The Georgia Farm Bureau, a lobbying group, said it was still studying the proposal and could not immediately comment. But the organization voted at its annual convention in December to oppose any state immigration measure that "discriminates against the farm worker" and puts farmers at a competitive disadvantage.

In a statement a week before the release of his bill, Murphy said he wanted to create an exclusion for the agriculture industry, but his bill would also apply to other special visa programs, including the H-1B visa, which allows companies to bring in highly specialized workers, and the H-2B visa, which allows employers to bring in foreign workers for short-term, nonagricultural work.

The bill drew criticism from D.A. King, founder of the Dustin Inman Society, which argues for strong immigration enforcement measures.

"On illegal employment, the bill's author has excluded so many industries from the badly needed required statewide use of the no-cost federal E-Verify system so as to make it a parody of an employment enforcement bill," King said in a statement.

Like the House bill introduced last week, Murphy's legislation would require law enforcement officers, during any stop of a criminal suspect, to verify the immigration status of the suspect if they believe the person is in the country illegally. If the person is determined to be here illegally, the bill would allow officers to arrest them and take them to a federal detention facility.

Civil liberties groups have said such measures are unconstitutional, and a federal judge blocked similar provisions in a law enacted in Arizona last year after the federal government filed a lawsuit. An appeal of that decision is pending.

Murphy's legislation also says certain non-citizens can be punished by a fine of $100 and/or 30 days in jail if they fail to carry proof of their immigration status.

Public employers are already required to use E-Verify to check the immigration status of new hires, but Murphy's bill would implement stricter penalties for those who fail to comply, including fines of $5,000 to $10,000, prison time and removal from office.

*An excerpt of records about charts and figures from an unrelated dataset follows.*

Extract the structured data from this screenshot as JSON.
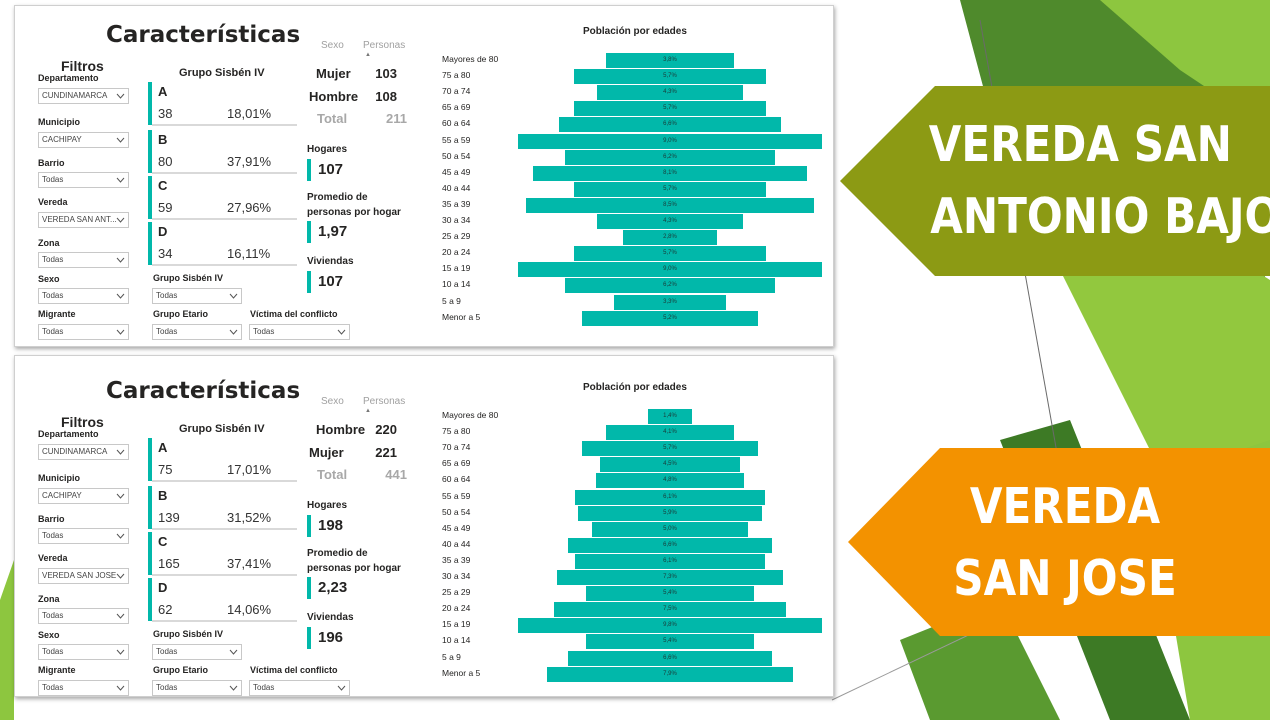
{
  "decor": {
    "arrow1_color": "#8c9a14",
    "arrow2_color": "#f39200",
    "accent": "#01b8aa"
  },
  "callouts": [
    {
      "lines": [
        "VEREDA SAN",
        "ANTONIO BAJO"
      ]
    },
    {
      "lines": [
        "VEREDA",
        "SAN JOSE"
      ]
    }
  ],
  "dashboards": [
    {
      "title": "Características",
      "filters": {
        "heading": "Filtros",
        "departamento": {
          "label": "Departamento",
          "value": "CUNDINAMARCA"
        },
        "municipio": {
          "label": "Municipio",
          "value": "CACHIPAY"
        },
        "barrio": {
          "label": "Barrio",
          "value": "Todas"
        },
        "vereda": {
          "label": "Vereda",
          "value": "VEREDA SAN ANT..."
        },
        "zona": {
          "label": "Zona",
          "value": "Todas"
        },
        "sexo": {
          "label": "Sexo",
          "value": "Todas"
        },
        "migrante": {
          "label": "Migrante",
          "value": "Todas"
        },
        "grupo_sisben": {
          "label": "Grupo Sisbén IV",
          "value": "Todas"
        },
        "grupo_etario": {
          "label": "Grupo Etario",
          "value": "Todas"
        },
        "victima": {
          "label": "Víctima del conflicto",
          "value": "Todas"
        }
      },
      "sisben": {
        "title": "Grupo Sisbén IV",
        "groups": [
          {
            "letter": "A",
            "count": "38",
            "pct": "18,01%"
          },
          {
            "letter": "B",
            "count": "80",
            "pct": "37,91%"
          },
          {
            "letter": "C",
            "count": "59",
            "pct": "27,96%"
          },
          {
            "letter": "D",
            "count": "34",
            "pct": "16,11%"
          }
        ]
      },
      "sex_table": {
        "col_sexo": "Sexo",
        "col_personas": "Personas",
        "rows": [
          {
            "label": "Mujer",
            "value": "103"
          },
          {
            "label": "Hombre",
            "value": "108"
          }
        ],
        "total_label": "Total",
        "total_value": "211"
      },
      "kpis": {
        "hogares": {
          "label": "Hogares",
          "value": "107"
        },
        "promedio": {
          "label": "Promedio de personas por hogar",
          "value": "1,97"
        },
        "viviendas": {
          "label": "Viviendas",
          "value": "107"
        }
      },
      "chart_data": {
        "type": "bar",
        "title": "Población por edades",
        "orientation": "horizontal-centered",
        "categories": [
          "Mayores de 80",
          "75 a 80",
          "70 a 74",
          "65 a 69",
          "60 a 64",
          "55 a 59",
          "50 a 54",
          "45 a 49",
          "40 a 44",
          "35 a 39",
          "30 a 34",
          "25 a 29",
          "20 a 24",
          "15 a 19",
          "10 a 14",
          "5 a 9",
          "Menor a 5"
        ],
        "values": [
          3.8,
          5.7,
          4.3,
          5.7,
          6.6,
          9.0,
          6.2,
          8.1,
          5.7,
          8.5,
          4.3,
          2.8,
          5.7,
          9.0,
          6.2,
          3.3,
          5.2
        ],
        "value_labels": [
          "3,8%",
          "5,7%",
          "4,3%",
          "5,7%",
          "6,6%",
          "9,0%",
          "6,2%",
          "8,1%",
          "5,7%",
          "8,5%",
          "4,3%",
          "2,8%",
          "5,7%",
          "9,0%",
          "6,2%",
          "3,3%",
          "5,2%"
        ],
        "xlabel": "",
        "ylabel": ""
      }
    },
    {
      "title": "Características",
      "filters": {
        "heading": "Filtros",
        "departamento": {
          "label": "Departamento",
          "value": "CUNDINAMARCA"
        },
        "municipio": {
          "label": "Municipio",
          "value": "CACHIPAY"
        },
        "barrio": {
          "label": "Barrio",
          "value": "Todas"
        },
        "vereda": {
          "label": "Vereda",
          "value": "VEREDA SAN JOSE"
        },
        "zona": {
          "label": "Zona",
          "value": "Todas"
        },
        "sexo": {
          "label": "Sexo",
          "value": "Todas"
        },
        "migrante": {
          "label": "Migrante",
          "value": "Todas"
        },
        "grupo_sisben": {
          "label": "Grupo Sisbén IV",
          "value": "Todas"
        },
        "grupo_etario": {
          "label": "Grupo Etario",
          "value": "Todas"
        },
        "victima": {
          "label": "Víctima del conflicto",
          "value": "Todas"
        }
      },
      "sisben": {
        "title": "Grupo Sisbén IV",
        "groups": [
          {
            "letter": "A",
            "count": "75",
            "pct": "17,01%"
          },
          {
            "letter": "B",
            "count": "139",
            "pct": "31,52%"
          },
          {
            "letter": "C",
            "count": "165",
            "pct": "37,41%"
          },
          {
            "letter": "D",
            "count": "62",
            "pct": "14,06%"
          }
        ]
      },
      "sex_table": {
        "col_sexo": "Sexo",
        "col_personas": "Personas",
        "rows": [
          {
            "label": "Hombre",
            "value": "220"
          },
          {
            "label": "Mujer",
            "value": "221"
          }
        ],
        "total_label": "Total",
        "total_value": "441"
      },
      "kpis": {
        "hogares": {
          "label": "Hogares",
          "value": "198"
        },
        "promedio": {
          "label": "Promedio de personas por hogar",
          "value": "2,23"
        },
        "viviendas": {
          "label": "Viviendas",
          "value": "196"
        }
      },
      "chart_data": {
        "type": "bar",
        "title": "Población por edades",
        "orientation": "horizontal-centered",
        "categories": [
          "Mayores de 80",
          "75 a 80",
          "70 a 74",
          "65 a 69",
          "60 a 64",
          "55 a 59",
          "50 a 54",
          "45 a 49",
          "40 a 44",
          "35 a 39",
          "30 a 34",
          "25 a 29",
          "20 a 24",
          "15 a 19",
          "10 a 14",
          "5 a 9",
          "Menor a 5"
        ],
        "values": [
          1.4,
          4.1,
          5.7,
          4.5,
          4.8,
          6.1,
          5.9,
          5.0,
          6.6,
          6.1,
          7.3,
          5.4,
          7.5,
          9.8,
          5.4,
          6.6,
          7.9
        ],
        "value_labels": [
          "1,4%",
          "4,1%",
          "5,7%",
          "4,5%",
          "4,8%",
          "6,1%",
          "5,9%",
          "5,0%",
          "6,6%",
          "6,1%",
          "7,3%",
          "5,4%",
          "7,5%",
          "9,8%",
          "5,4%",
          "6,6%",
          "7,9%"
        ],
        "xlabel": "",
        "ylabel": ""
      }
    }
  ]
}
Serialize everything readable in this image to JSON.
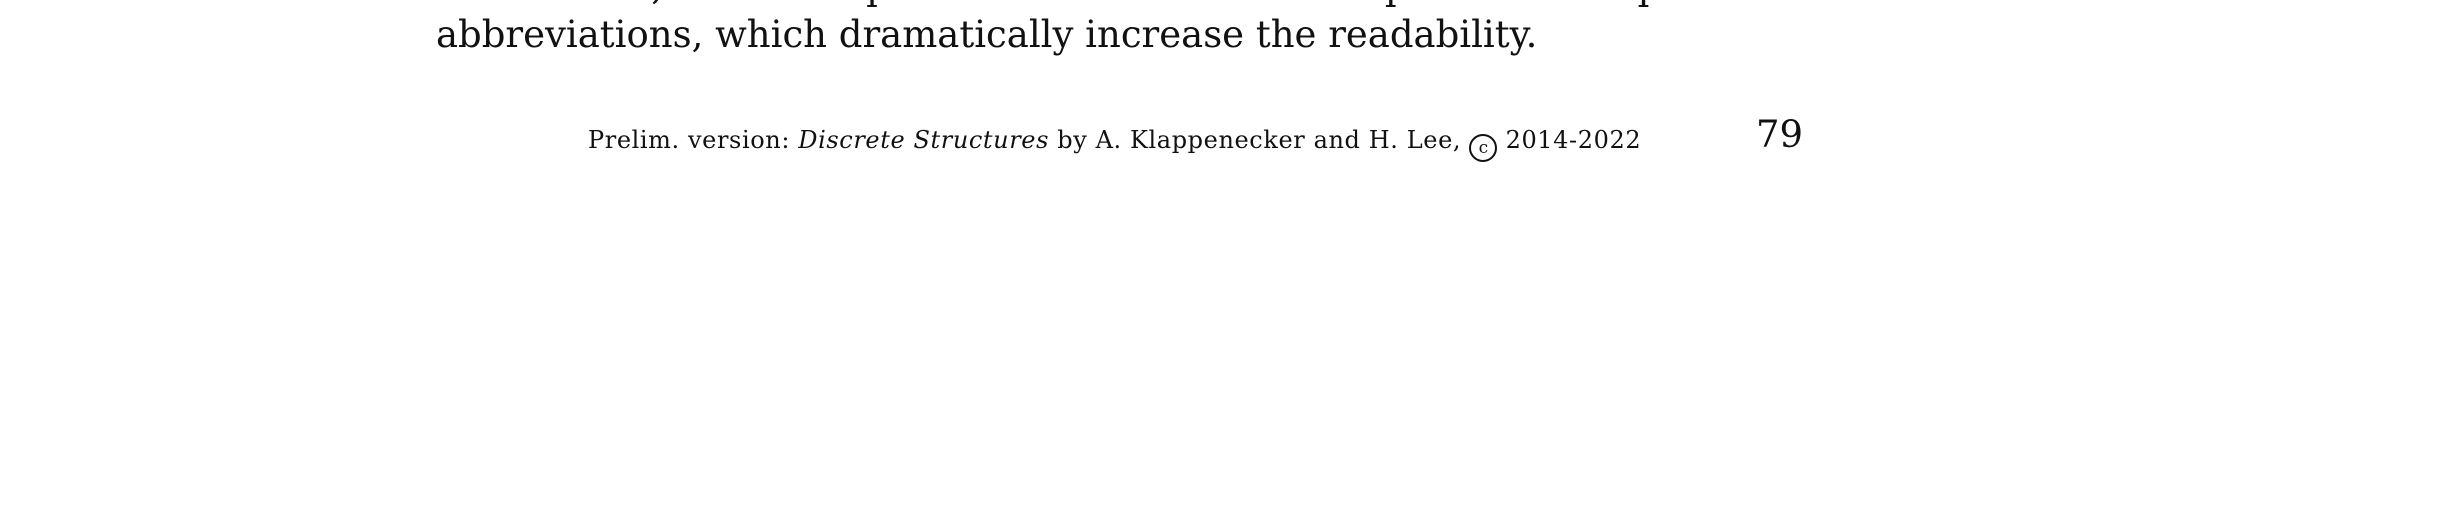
{
  "body": {
    "cut_off_line": "and related, these compact formulas are easier to parse with explanations",
    "last_line": "abbreviations, which dramatically increase the readability."
  },
  "footer": {
    "prefix": "Prelim. version: ",
    "book_title": "Discrete Structures",
    "authors": " by A. Klappenecker and H. Lee, ",
    "copyright_symbol": "c",
    "years": " 2014-2022"
  },
  "page_number": "79"
}
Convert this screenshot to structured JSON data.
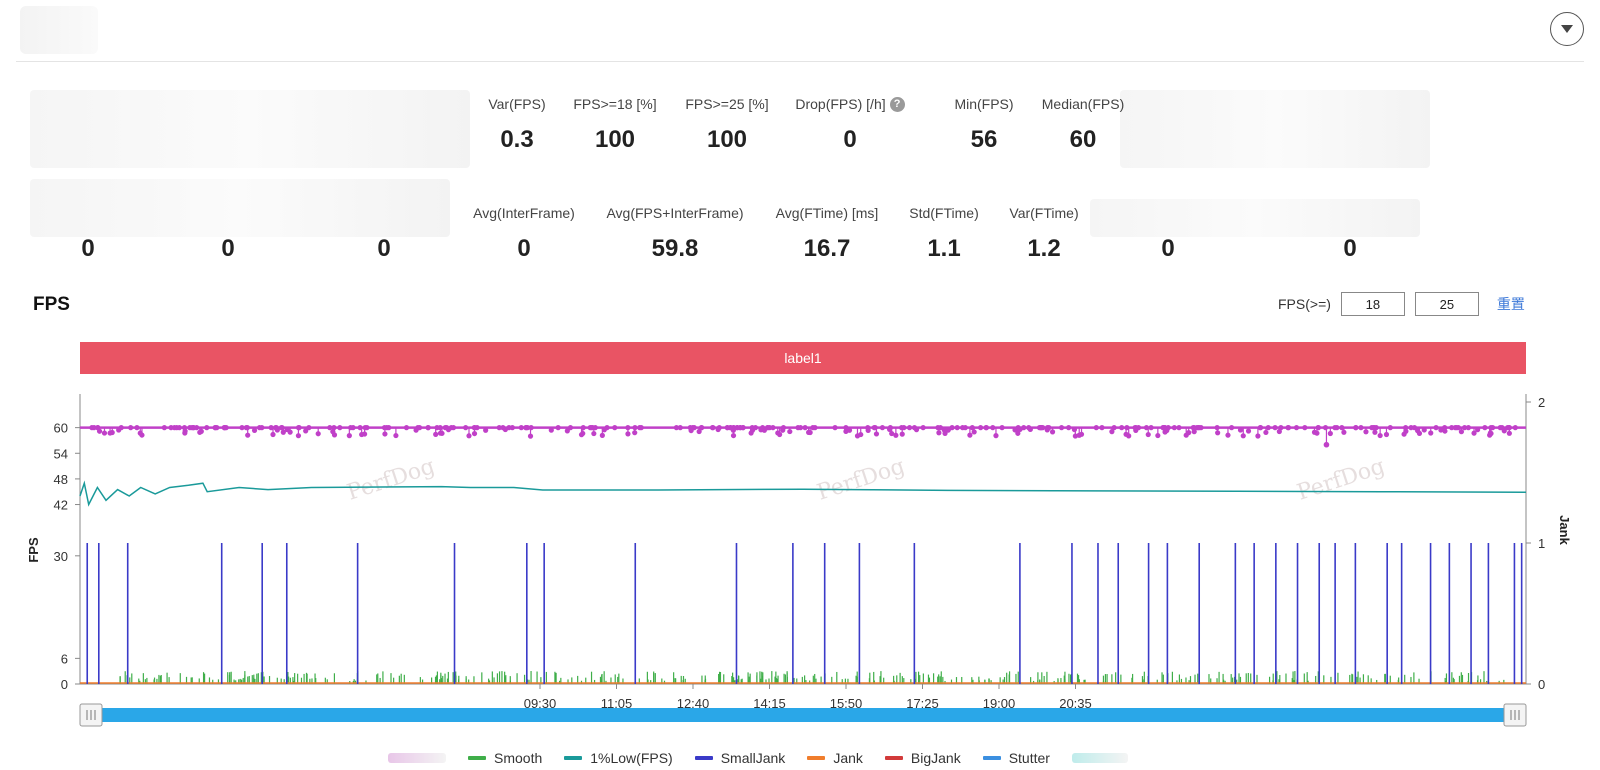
{
  "header": {
    "collapse_icon": "chevron-down-icon"
  },
  "stats_row1": [
    {
      "label": "Var(FPS)",
      "value": "0.3"
    },
    {
      "label": "FPS>=18 [%]",
      "value": "100"
    },
    {
      "label": "FPS>=25 [%]",
      "value": "100"
    },
    {
      "label": "Drop(FPS) [/h]",
      "value": "0"
    },
    {
      "label": "Min(FPS)",
      "value": "56"
    },
    {
      "label": "Median(FPS)",
      "value": "60"
    }
  ],
  "stats_row2": [
    {
      "label": "",
      "value": "0"
    },
    {
      "label": "",
      "value": "0"
    },
    {
      "label": "",
      "value": "0"
    },
    {
      "label": "Avg(InterFrame)",
      "value": "0"
    },
    {
      "label": "Avg(FPS+InterFrame)",
      "value": "59.8"
    },
    {
      "label": "Avg(FTime) [ms]",
      "value": "16.7"
    },
    {
      "label": "Std(FTime)",
      "value": "1.1"
    },
    {
      "label": "Var(FTime)",
      "value": "1.2"
    },
    {
      "label": "",
      "value": "0"
    },
    {
      "label": "",
      "value": "0"
    }
  ],
  "chart_section": {
    "title": "FPS",
    "threshold_label": "FPS(>=)",
    "threshold_low": "18",
    "threshold_high": "25",
    "reset_label": "重置",
    "label_bar": "label1",
    "watermark": "PerfDog"
  },
  "chart_data": {
    "type": "line",
    "ylabel": "FPS",
    "y2label": "Jank",
    "ylim": [
      0,
      66
    ],
    "y2lim": [
      0,
      2
    ],
    "yticks": [
      0,
      6,
      30,
      42,
      48,
      54,
      60
    ],
    "y2ticks": [
      0,
      1,
      2
    ],
    "xticks": [
      "09:30",
      "11:05",
      "12:40",
      "14:15",
      "15:50",
      "17:25",
      "19:00",
      "20:35"
    ],
    "series": [
      {
        "name": "",
        "color": "#c040c8",
        "description_values": "FPS mostly 60 with dips to 59/58, min 56"
      },
      {
        "name": "Smooth",
        "color": "#3fae49",
        "values": "small bars near 0 throughout"
      },
      {
        "name": "1%Low(FPS)",
        "color": "#1a9a9a",
        "values": "starts ~42-48 then settles ~45"
      },
      {
        "name": "SmallJank",
        "color": "#3a3ac8",
        "values": "spikes of 1 at sparse times"
      },
      {
        "name": "Jank",
        "color": "#f07d2c",
        "values": "0"
      },
      {
        "name": "BigJank",
        "color": "#d23a3a",
        "values": "0"
      },
      {
        "name": "Stutter",
        "color": "#3b8fe0",
        "values": "0"
      },
      {
        "name": "",
        "color": "#3ccfc5",
        "values": ""
      }
    ],
    "smalljank_positions": [
      0.005,
      0.013,
      0.033,
      0.098,
      0.126,
      0.143,
      0.192,
      0.259,
      0.309,
      0.321,
      0.384,
      0.454,
      0.493,
      0.515,
      0.539,
      0.577,
      0.65,
      0.686,
      0.704,
      0.718,
      0.739,
      0.752,
      0.774,
      0.799,
      0.812,
      0.827,
      0.842,
      0.857,
      0.868,
      0.882,
      0.904,
      0.914,
      0.934,
      0.947,
      0.962,
      0.974,
      0.992,
      0.997
    ],
    "grid": false,
    "legend_position": "bottom"
  },
  "legend": [
    "Smooth",
    "1%Low(FPS)",
    "SmallJank",
    "Jank",
    "BigJank",
    "Stutter"
  ],
  "colors": {
    "fps": "#c040c8",
    "smooth": "#3fae49",
    "low": "#1a9a9a",
    "smalljank": "#3a3ac8",
    "jank": "#f07d2c",
    "bigjank": "#d23a3a",
    "stutter": "#3b8fe0",
    "label_bar": "#e95464",
    "slider": "#2aa7e8"
  }
}
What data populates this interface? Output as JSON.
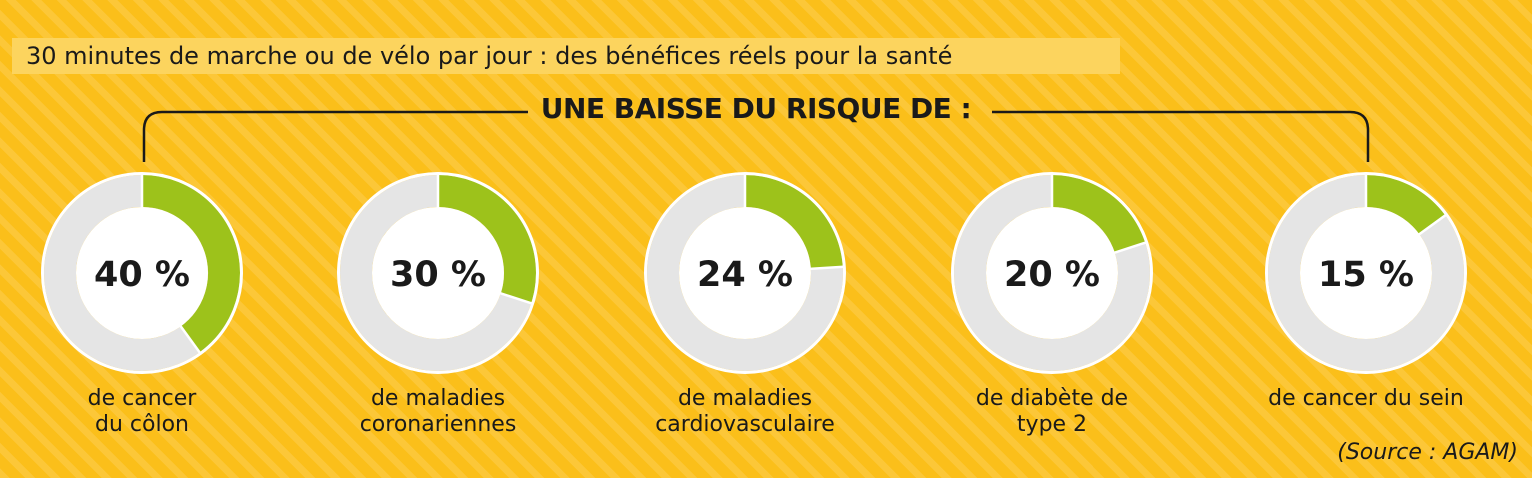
{
  "title": "30 minutes de marche ou de vélo par jour : des bénéfices réels pour la santé",
  "subtitle": "UNE BAISSE DU RISQUE DE :",
  "source": "(Source : AGAM)",
  "colors": {
    "background": "#FBBF1A",
    "accent": "#9DC21B",
    "ring": "#E5E5E5",
    "text": "#1A1A1A"
  },
  "chart_data": {
    "type": "pie",
    "subtype": "donut-progress",
    "max": 100,
    "items": [
      {
        "label": "de cancer\ndu côlon",
        "value": 40,
        "value_label": "40 %"
      },
      {
        "label": "de maladies\ncoronariennes",
        "value": 30,
        "value_label": "30 %"
      },
      {
        "label": "de maladies\ncardiovasculaire",
        "value": 24,
        "value_label": "24 %"
      },
      {
        "label": "de diabète de\ntype 2",
        "value": 20,
        "value_label": "20 %"
      },
      {
        "label": "de cancer du sein",
        "value": 15,
        "value_label": "15 %"
      }
    ]
  }
}
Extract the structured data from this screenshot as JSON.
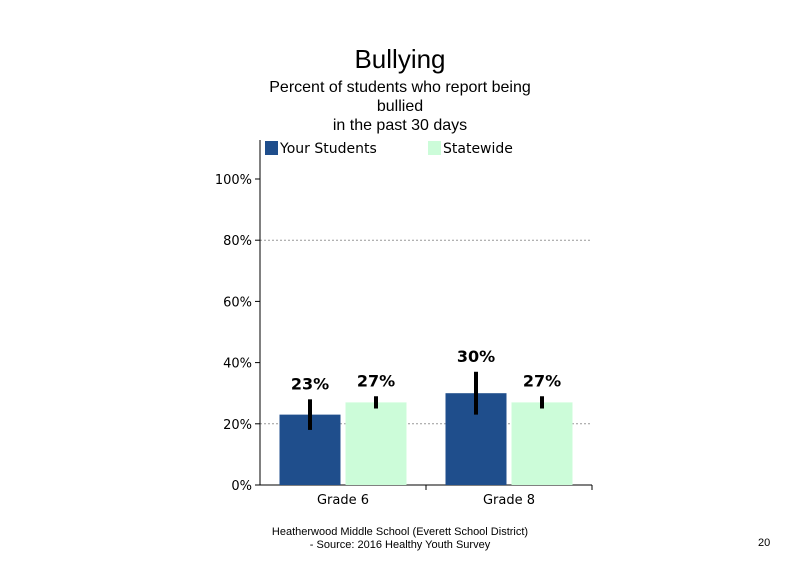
{
  "chart_data": {
    "type": "bar",
    "title": "Bullying",
    "subtitle": "Percent of students who report being bullied in the past 30 days",
    "subtitle_lines": [
      "Percent of students  who report being",
      "bullied",
      "in the past 30 days"
    ],
    "categories": [
      "Grade 6",
      "Grade 8"
    ],
    "series": [
      {
        "name": "Your Students",
        "color": "#1f4e8c",
        "values": [
          23,
          30
        ],
        "labels": [
          "23%",
          "30%"
        ],
        "error_low": [
          18,
          23
        ],
        "error_high": [
          28,
          37
        ]
      },
      {
        "name": "Statewide",
        "color": "#ccfcd9",
        "values": [
          27,
          27
        ],
        "labels": [
          "27%",
          "27%"
        ],
        "error_low": [
          25,
          25
        ],
        "error_high": [
          29,
          29
        ]
      }
    ],
    "ylim": [
      0,
      100
    ],
    "yticks": [
      0,
      20,
      40,
      60,
      80,
      100
    ],
    "ytick_labels": [
      "0%",
      "20%",
      "40%",
      "60%",
      "80%",
      "100%"
    ],
    "gridlines": [
      20,
      80
    ],
    "legend": "top"
  },
  "footer": {
    "line1": "Heatherwood Middle School (Everett School District)",
    "line2": "- Source: 2016 Healthy  Youth Survey"
  },
  "page_number": "20"
}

The legislation would provide for a standardized affidavit for government contractors to prove they're using the federal verification system. Punishment for contractors and subcontractors who falsify affidavits would include a fine of $1,000 for each day they act in violation and would bar them from bidding on public contracts for a year.

"Our system in Georgia is for our citizens and legal residents of our state," Murphy said, explaining why he believes tougher immigration legislation is necessary.

He said he didn't know how much implementation of his bill, particularly new enforcement measures, would cost. But he argued that illegal immigrants are a drain on the state's taxpayer-funded resources.

Murphy told reporters he is confident that his law would stand up to any challenge brought against it.

Atlanta immigration lawyer and former president of the American Immigration Lawyers Association Charles Kuck doesn't believe that's true.

In an analysis of the bill, he says it "has so many inconsistencies, incongruities, and flat out confusing sections that if by some miracle it is passed, it would never see the daylight of its effective date."